Al di là di questo, il lascito di Serianni è di un’ampiezza straordinaria: persona pacata, colta e ben educata che non aveva bisogno di schiamazzi per catturare l’attenzione, ma anzi, era qualcosa che riusciva a fare con la propria posatezza e col proprio garbo, col suo linguaggio asciutto e senza inutili fronzoli, così da riuscire a far pendere il pubblico dalle proprie labbra, Serianni ci lascia in eredità grandi insegnamenti: ad appassionarci alla nostra lingua, a studiarne la grammatica, capirne il lessico e perscrutarne la storia, a usare adeguatamente i registri linguistici, ad apprezzare il nostro patrimonio letterario, da Dante a oggi; ma anche, a chi volesse fare l’insegnante, a non essere pessimista e a credere nel potenziale di ogni studente, manifestando dunque un fine impegno civico e culturale di cui non avremmo mai avuto abbastanza e non avremmo mai potuto fare a meno.

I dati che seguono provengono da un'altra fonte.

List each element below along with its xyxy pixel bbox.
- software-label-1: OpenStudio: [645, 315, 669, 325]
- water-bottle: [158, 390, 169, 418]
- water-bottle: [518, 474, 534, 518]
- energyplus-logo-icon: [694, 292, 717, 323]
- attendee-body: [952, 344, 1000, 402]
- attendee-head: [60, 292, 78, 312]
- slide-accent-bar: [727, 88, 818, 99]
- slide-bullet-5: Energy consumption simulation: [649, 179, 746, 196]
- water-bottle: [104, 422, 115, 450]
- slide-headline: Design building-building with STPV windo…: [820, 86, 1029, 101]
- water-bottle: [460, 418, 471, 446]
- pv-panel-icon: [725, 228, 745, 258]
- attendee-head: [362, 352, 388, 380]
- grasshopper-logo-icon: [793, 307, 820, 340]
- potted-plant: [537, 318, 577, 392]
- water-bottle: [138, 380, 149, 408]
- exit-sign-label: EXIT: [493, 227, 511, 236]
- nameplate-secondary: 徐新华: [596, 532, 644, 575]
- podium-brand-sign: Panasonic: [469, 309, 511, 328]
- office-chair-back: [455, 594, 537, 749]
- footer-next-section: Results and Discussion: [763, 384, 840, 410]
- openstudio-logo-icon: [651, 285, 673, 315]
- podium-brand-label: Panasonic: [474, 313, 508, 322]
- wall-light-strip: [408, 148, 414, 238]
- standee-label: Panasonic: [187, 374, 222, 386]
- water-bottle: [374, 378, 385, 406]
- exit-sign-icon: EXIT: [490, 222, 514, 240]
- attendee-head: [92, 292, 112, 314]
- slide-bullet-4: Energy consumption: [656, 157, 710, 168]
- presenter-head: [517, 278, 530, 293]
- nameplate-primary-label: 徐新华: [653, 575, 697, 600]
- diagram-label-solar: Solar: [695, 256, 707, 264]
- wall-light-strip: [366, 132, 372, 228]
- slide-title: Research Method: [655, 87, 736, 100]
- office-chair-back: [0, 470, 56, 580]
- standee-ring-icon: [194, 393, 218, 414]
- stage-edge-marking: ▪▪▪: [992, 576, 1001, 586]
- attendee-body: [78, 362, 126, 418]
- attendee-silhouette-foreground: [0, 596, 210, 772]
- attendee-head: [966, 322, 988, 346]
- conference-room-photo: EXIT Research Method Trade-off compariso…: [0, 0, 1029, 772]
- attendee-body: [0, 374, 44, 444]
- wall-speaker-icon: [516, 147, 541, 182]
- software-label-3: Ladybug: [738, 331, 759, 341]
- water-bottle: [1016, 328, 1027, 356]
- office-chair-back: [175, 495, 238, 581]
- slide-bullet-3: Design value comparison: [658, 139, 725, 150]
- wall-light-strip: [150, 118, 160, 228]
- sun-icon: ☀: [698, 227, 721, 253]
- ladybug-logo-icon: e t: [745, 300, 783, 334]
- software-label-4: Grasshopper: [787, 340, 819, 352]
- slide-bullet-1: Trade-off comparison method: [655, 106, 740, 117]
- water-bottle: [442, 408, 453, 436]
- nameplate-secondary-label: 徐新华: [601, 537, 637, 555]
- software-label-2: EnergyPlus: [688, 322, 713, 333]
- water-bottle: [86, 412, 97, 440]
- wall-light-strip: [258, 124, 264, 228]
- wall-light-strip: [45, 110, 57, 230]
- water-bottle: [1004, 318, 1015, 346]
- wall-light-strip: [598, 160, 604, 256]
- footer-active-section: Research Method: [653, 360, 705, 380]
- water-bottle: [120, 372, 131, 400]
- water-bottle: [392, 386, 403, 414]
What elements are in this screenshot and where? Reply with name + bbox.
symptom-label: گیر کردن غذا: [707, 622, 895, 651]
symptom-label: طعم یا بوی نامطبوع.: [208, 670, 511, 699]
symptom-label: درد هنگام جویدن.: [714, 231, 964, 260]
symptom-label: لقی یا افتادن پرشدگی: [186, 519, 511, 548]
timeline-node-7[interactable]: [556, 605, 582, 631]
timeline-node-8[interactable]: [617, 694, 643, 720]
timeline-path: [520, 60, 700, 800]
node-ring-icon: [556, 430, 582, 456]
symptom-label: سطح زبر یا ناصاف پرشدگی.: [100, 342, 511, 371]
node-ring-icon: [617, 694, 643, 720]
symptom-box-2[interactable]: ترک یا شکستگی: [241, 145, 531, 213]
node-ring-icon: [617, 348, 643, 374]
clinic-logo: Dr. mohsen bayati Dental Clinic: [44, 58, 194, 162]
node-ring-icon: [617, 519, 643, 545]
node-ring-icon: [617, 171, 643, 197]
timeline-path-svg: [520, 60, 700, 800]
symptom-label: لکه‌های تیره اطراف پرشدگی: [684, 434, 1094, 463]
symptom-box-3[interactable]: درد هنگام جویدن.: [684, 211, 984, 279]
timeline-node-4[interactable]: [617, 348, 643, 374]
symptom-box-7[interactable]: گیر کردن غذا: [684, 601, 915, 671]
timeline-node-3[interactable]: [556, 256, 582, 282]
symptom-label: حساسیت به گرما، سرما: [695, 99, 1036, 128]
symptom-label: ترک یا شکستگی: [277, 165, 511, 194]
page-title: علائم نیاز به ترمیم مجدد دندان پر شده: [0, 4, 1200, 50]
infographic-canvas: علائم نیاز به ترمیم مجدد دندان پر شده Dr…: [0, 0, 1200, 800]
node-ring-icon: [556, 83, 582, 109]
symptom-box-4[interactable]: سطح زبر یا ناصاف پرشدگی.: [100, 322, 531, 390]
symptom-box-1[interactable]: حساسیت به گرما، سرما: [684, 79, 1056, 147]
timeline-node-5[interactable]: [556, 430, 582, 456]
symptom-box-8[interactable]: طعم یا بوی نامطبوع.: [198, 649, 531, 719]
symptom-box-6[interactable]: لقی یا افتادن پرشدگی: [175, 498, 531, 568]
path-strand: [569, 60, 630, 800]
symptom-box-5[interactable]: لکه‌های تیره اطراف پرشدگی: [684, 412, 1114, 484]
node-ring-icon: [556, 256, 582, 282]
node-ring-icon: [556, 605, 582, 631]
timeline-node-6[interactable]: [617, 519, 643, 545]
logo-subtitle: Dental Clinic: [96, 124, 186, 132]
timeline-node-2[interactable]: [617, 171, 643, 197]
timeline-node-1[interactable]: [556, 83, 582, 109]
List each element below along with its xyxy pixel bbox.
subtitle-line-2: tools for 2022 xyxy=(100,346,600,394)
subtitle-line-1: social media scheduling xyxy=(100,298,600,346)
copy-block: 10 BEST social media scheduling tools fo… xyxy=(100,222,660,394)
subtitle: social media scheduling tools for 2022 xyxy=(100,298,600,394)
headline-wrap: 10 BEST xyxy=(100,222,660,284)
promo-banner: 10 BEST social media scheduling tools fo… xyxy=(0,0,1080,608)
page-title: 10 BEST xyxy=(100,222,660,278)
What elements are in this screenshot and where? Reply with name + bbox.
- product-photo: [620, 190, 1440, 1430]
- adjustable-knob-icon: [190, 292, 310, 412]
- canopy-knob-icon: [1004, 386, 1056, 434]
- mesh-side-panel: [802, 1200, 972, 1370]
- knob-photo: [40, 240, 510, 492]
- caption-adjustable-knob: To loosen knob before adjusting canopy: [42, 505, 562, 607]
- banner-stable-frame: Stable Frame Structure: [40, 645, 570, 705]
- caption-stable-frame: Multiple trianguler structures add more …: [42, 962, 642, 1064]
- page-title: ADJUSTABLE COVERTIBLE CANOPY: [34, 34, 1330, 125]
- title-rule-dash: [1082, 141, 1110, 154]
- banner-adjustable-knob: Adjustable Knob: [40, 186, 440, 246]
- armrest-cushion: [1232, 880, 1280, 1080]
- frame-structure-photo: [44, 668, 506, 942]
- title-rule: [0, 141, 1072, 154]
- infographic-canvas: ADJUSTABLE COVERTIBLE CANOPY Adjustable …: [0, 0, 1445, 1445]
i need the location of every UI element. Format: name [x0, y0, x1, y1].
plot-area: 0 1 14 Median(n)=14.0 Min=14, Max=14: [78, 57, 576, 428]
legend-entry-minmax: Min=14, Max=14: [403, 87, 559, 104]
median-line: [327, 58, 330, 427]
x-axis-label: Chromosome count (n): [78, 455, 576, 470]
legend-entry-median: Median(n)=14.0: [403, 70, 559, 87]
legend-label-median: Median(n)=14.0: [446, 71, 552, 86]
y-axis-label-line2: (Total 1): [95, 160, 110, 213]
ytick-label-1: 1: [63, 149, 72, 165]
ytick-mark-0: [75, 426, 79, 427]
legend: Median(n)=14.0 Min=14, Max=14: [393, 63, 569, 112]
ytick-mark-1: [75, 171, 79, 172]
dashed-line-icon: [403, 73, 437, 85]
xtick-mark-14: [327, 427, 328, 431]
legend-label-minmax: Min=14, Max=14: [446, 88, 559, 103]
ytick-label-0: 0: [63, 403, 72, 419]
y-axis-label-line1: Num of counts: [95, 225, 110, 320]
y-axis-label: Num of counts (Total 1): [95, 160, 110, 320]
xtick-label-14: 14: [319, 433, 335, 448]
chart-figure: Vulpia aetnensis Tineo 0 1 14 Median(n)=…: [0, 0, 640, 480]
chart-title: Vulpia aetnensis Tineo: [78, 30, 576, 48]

Letture di Luca Serianni consigliate

Grammatica italiana: italiano comune e lingua letteraria (con A. Castelvecchi), Milano, UTET, 1988;

Italiani scritti, Bologna, Il Mulino, 2003;

La lingua poetica italiana. Grammatica e testi, Roma, Carocci, 2009;

L’ora d’italiano, Bari, Laterza, 2012;

Leggere, scrivere, argomentare, Bari, Laterza, 2013;

Parola, Bologna, Il Mulino, 2016;

Il sentimento della lingua. Conversazione con Giuseppe Antonelli, Bologna, Il Mulino, 2019;

Parola di Dante, Bologna, Il Mulino, 2021.